My solution to stopping all indexing in a particular directory was to use mod_rewrite to send 403 Forbidden messages to any Googlebot user agent visiting the excluded directory.
If you do a very specific search then yes the pages are ranking - when I say raking the only page that comes up is mine
The idea was to stop G looking at these pages at all and I followed the ideas suggested here - TBH this is all very new for me as I've never tried to stop pages from getting crawled so if you wouldn't mind could you give me some more info regarding this as I'm completely out of my deep on this
>My solution to stopping all indexing in a particular directory was to use mod_rewrite to send 403 Forbidden messages to any Googlebot user agent visiting the excluded directory.
Dealing with the same thing... Have used the Robots meta-tag to block Googlebot. I thought this would work. However, we now have a bunch of stuff in the index that was not desired. Mostly stuff for our cgi area. In the past, we used "robots" in the meta-tag. We now specifically call out "Googlebot". Hopefully this will get some of the stuff removed. The one thing I have learned - it is difficult to get something completely out of the index once it is in. The only thing I have not yet tried is the "410".
I have been getting some hits to some of my graphics from images.google.com, despite having in robots.txt for all spiders:
google may still crawl disallowed areas looking for TOS violations ect. But it should not index it. A URL only listing just shows that google (knows it exists) but doesn't mean it gets called up in searches.
I have had immediate success using the URL removal tool, and I use 410, can't say for sure that 410 will cause something to be removed.
I'm in this situation also, very new to all of this, and have been told that I need block Google completely from my subdomain using a mod-rewrite on the server (windows) and also the robots.txt but I can't find an example of either!
There seems to be so much conflicting information about this out there!
Can anyone help me?
Hmm, I see some pages that were last modified in 2003 May and which have had the <meta name="robots" content="noindex"> tag on each one since at least that time, that are listed in Google as Supplemental Results with a full title and snippet, and with a full cache from 2005 June.
Google has been ignoring the robots meta tag.
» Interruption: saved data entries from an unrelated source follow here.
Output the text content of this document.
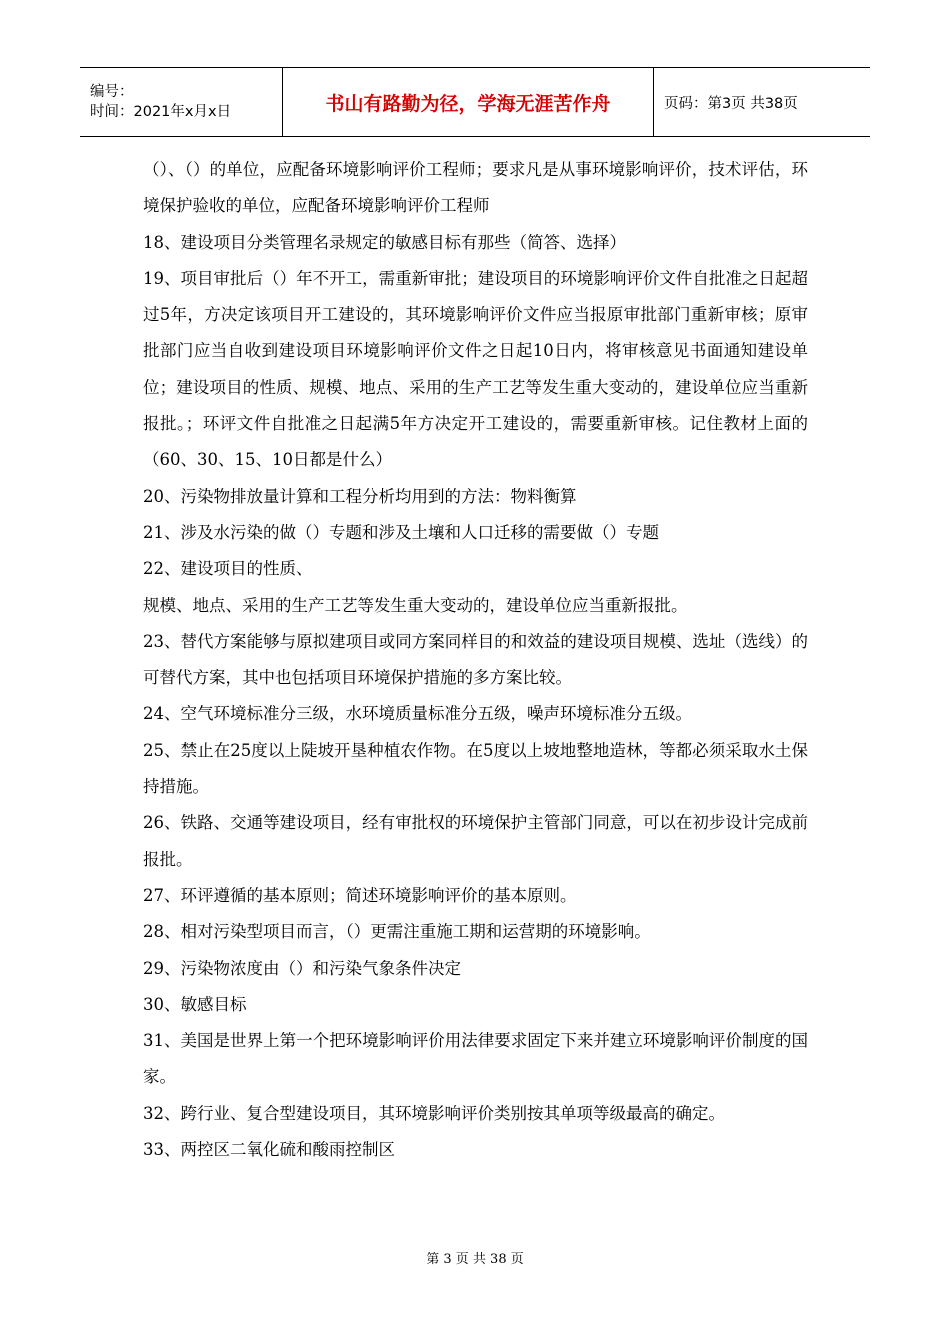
编号：
时间：2021年x月x日	书山有路勤为径，学海无涯苦作舟	页码：第3页 共38页

（）、（）的单位，应配备环境影响评价工程师；要求凡是从事环境影响评价，技术评估，环境保护验收的单位，应配备环境影响评价工程师

18、建设项目分类管理名录规定的敏感目标有那些（简答、选择）

19、项目审批后（）年不开工，需重新审批；建设项目的环境影响评价文件自批准之日起超过5年，方决定该项目开工建设的，其环境影响评价文件应当报原审批部门重新审核；原审批部门应当自收到建设项目环境影响评价文件之日起10日内，将审核意见书面通知建设单位；建设项目的性质、规模、地点、采用的生产工艺等发生重大变动的，建设单位应当重新报批。；环评文件自批准之日起满5年方决定开工建设的，需要重新审核。记住教材上面的（60、30、15、10日都是什么）

20、污染物排放量计算和工程分析均用到的方法：物料衡算

21、涉及水污染的做（）专题和涉及土壤和人口迁移的需要做（）专题

22、建设项目的性质、

规模、地点、采用的生产工艺等发生重大变动的，建设单位应当重新报批。

23、替代方案能够与原拟建项目或同方案同样目的和效益的建设项目规模、选址（选线）的可替代方案，其中也包括项目环境保护措施的多方案比较。

24、空气环境标准分三级，水环境质量标准分五级，噪声环境标准分五级。

25、禁止在25度以上陡坡开垦种植农作物。在5度以上坡地整地造林，等都必须采取水土保持措施。

26、铁路、交通等建设项目，经有审批权的环境保护主管部门同意，可以在初步设计完成前报批。

27、环评遵循的基本原则；简述环境影响评价的基本原则。

28、相对污染型项目而言，（）更需注重施工期和运营期的环境影响。

29、污染物浓度由（）和污染气象条件决定

30、敏感目标

31、美国是世界上第一个把环境影响评价用法律要求固定下来并建立环境影响评价制度的国家。

32、跨行业、复合型建设项目，其环境影响评价类别按其单项等级最高的确定。

33、两控区二氧化硫和酸雨控制区

第 3 页 共 38 页
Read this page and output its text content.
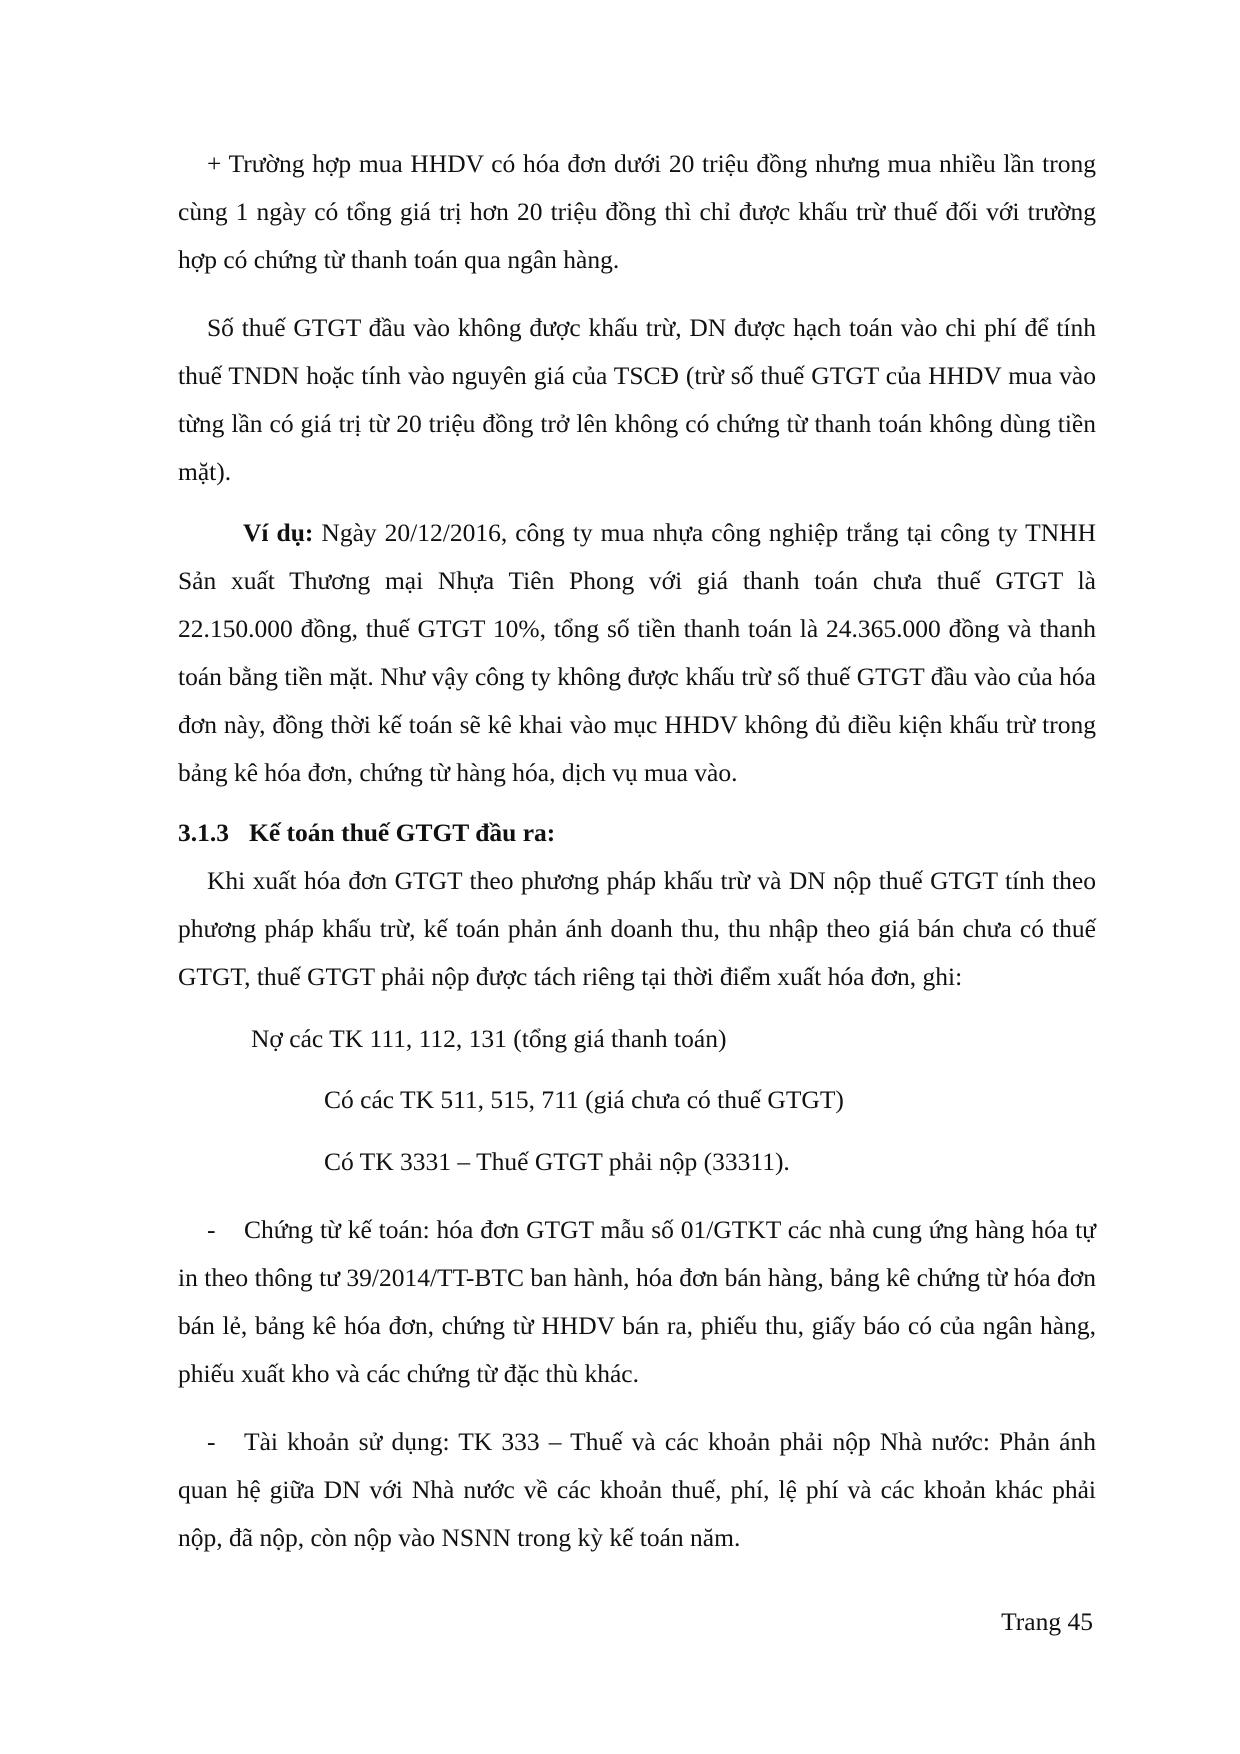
+ Trường hợp mua HHDV có hóa đơn dưới 20 triệu đồng nhưng mua nhiều lần trong cùng 1 ngày có tổng giá trị hơn 20 triệu đồng thì chỉ được khấu trừ thuế đối với trường hợp có chứng từ thanh toán qua ngân hàng.

Số thuế GTGT đầu vào không được khấu trừ, DN được hạch toán vào chi phí để tính thuế TNDN hoặc tính vào nguyên giá của TSCĐ (trừ số thuế GTGT của HHDV mua vào từng lần có giá trị từ 20 triệu đồng trở lên không có chứng từ thanh toán không dùng tiền mặt).

Ví dụ: Ngày 20/12/2016, công ty mua nhựa công nghiệp trắng tại công ty TNHH Sản xuất Thương mại Nhựa Tiên Phong với giá thanh toán chưa thuế GTGT là 22.150.000 đồng, thuế GTGT 10%, tổng số tiền thanh toán là 24.365.000 đồng và thanh toán bằng tiền mặt. Như vậy công ty không được khấu trừ số thuế GTGT đầu vào của hóa đơn này, đồng thời kế toán sẽ kê khai vào mục HHDV không đủ điều kiện khấu trừ trong bảng kê hóa đơn, chứng từ hàng hóa, dịch vụ mua vào.

3.1.3 Kế toán thuế GTGT đầu ra:

Khi xuất hóa đơn GTGT theo phương pháp khấu trừ và DN nộp thuế GTGT tính theo phương pháp khấu trừ, kế toán phản ánh doanh thu, thu nhập theo giá bán chưa có thuế GTGT, thuế GTGT phải nộp được tách riêng tại thời điểm xuất hóa đơn, ghi:

Nợ các TK 111, 112, 131 (tổng giá thanh toán)

Có các TK 511, 515, 711 (giá chưa có thuế GTGT)

Có TK 3331 – Thuế GTGT phải nộp (33311).

- Chứng từ kế toán: hóa đơn GTGT mẫu số 01/GTKT các nhà cung ứng hàng hóa tự in theo thông tư 39/2014/TT-BTC ban hành, hóa đơn bán hàng, bảng kê chứng từ hóa đơn bán lẻ, bảng kê hóa đơn, chứng từ HHDV bán ra, phiếu thu, giấy báo có của ngân hàng, phiếu xuất kho và các chứng từ đặc thù khác.

- Tài khoản sử dụng: TK 333 – Thuế và các khoản phải nộp Nhà nước: Phản ánh quan hệ giữa DN với Nhà nước về các khoản thuế, phí, lệ phí và các khoản khác phải nộp, đã nộp, còn nộp vào NSNN trong kỳ kế toán năm.

Trang 45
I know. I designed that site. I am the only one with FTP access and the files have not been altered since 2003, and have always had the disallow on them since then.
If you use the meta robots=noindex, make sure your pages validate so google can read the tag properly.
Also if your pages are already in the index already you might want to use:
<meta name="robots" content="noindex,follow,noarchive" >
So it removes it from the index, the cache and follows every link to read their robots meta tags.
When the pages are gone (could take a while, about the same time it take you to get a new page listed), change it to:
<meta name="robots" content="noindex,nofollow,noarchive" >
To stop if following the links as well.
Then... after you pages are gone wait a fair while, then add the pages to robots.txt
Hope it helps